A jovem torturada numa masmorra sinistra de Belo Horizonte deve ter pensado que era seu fim. Imagino que o pior momento, todavia, adveio após sua liberdade, quando assiste a ditadura espreguiçar-se com a segurança de quem se sente na manhã de seu poder. Dilma volta para casa de seus familiares, assim como outros jovens que tiveram a sorte de saírem vivos da cadeia, com o espírito alquebrado, um travo amargo na boca, uma dor na alma muito superior à que sentia em seu corpo machucado.
A brutalidade vencera. Toda aquela ladainha acerca de revoluções, anseios de liberdade, grandeza espiritual do povo, havia escorrido pelo ralo da história. Dilma voltará a estudar e tentará se tornar uma pacata funcionária.
No entanto, a história é mesmo uma caixinha de surpresas.
Ou então interpretamos errado. Aquela prisioneira não experimentava nenhuma derrota. Ao mesmo tempo em que era torturada, seu espírito se fortalecia na mesma proporção que seu adversário se debilitava. Contudo, de que adversário falamos? Os militares? As classes dominantes? Ideias?
Os filósofos, apesar de empreenderem esforços genuinamente heróicos para devassarem um pouco o mistério que nos cerca, ainda não descobriram nada. Tanto é que hoje a filosofia se tornou uma espécie de estética para malucos. A filosofia, de tanto se perder na escuridão do universo, tornou-se delirante, revoltada, esquizofrênica. Passou a renegar a si mesma, atacar a linguagem, as certezas, o conceito de verdade, e a frequentar o bas fond das artes malditas.
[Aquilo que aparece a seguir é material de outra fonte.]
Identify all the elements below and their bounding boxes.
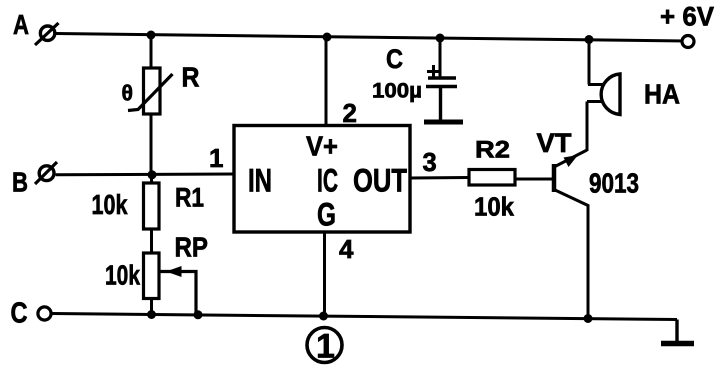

Nada mais concreto, porém, do que a dor. É a partir do conceito de dor, fome, desespero, que aquela insegurança ontológica, algo ridícula, de que o mundo não existe, ou o homem não existe, desaparece. A dor impulsiona o pensamento em direção à luz. O ser precisa sobreviver, trabalhar, crescer. O homem existe, não porque pensa, mas porque sente fome.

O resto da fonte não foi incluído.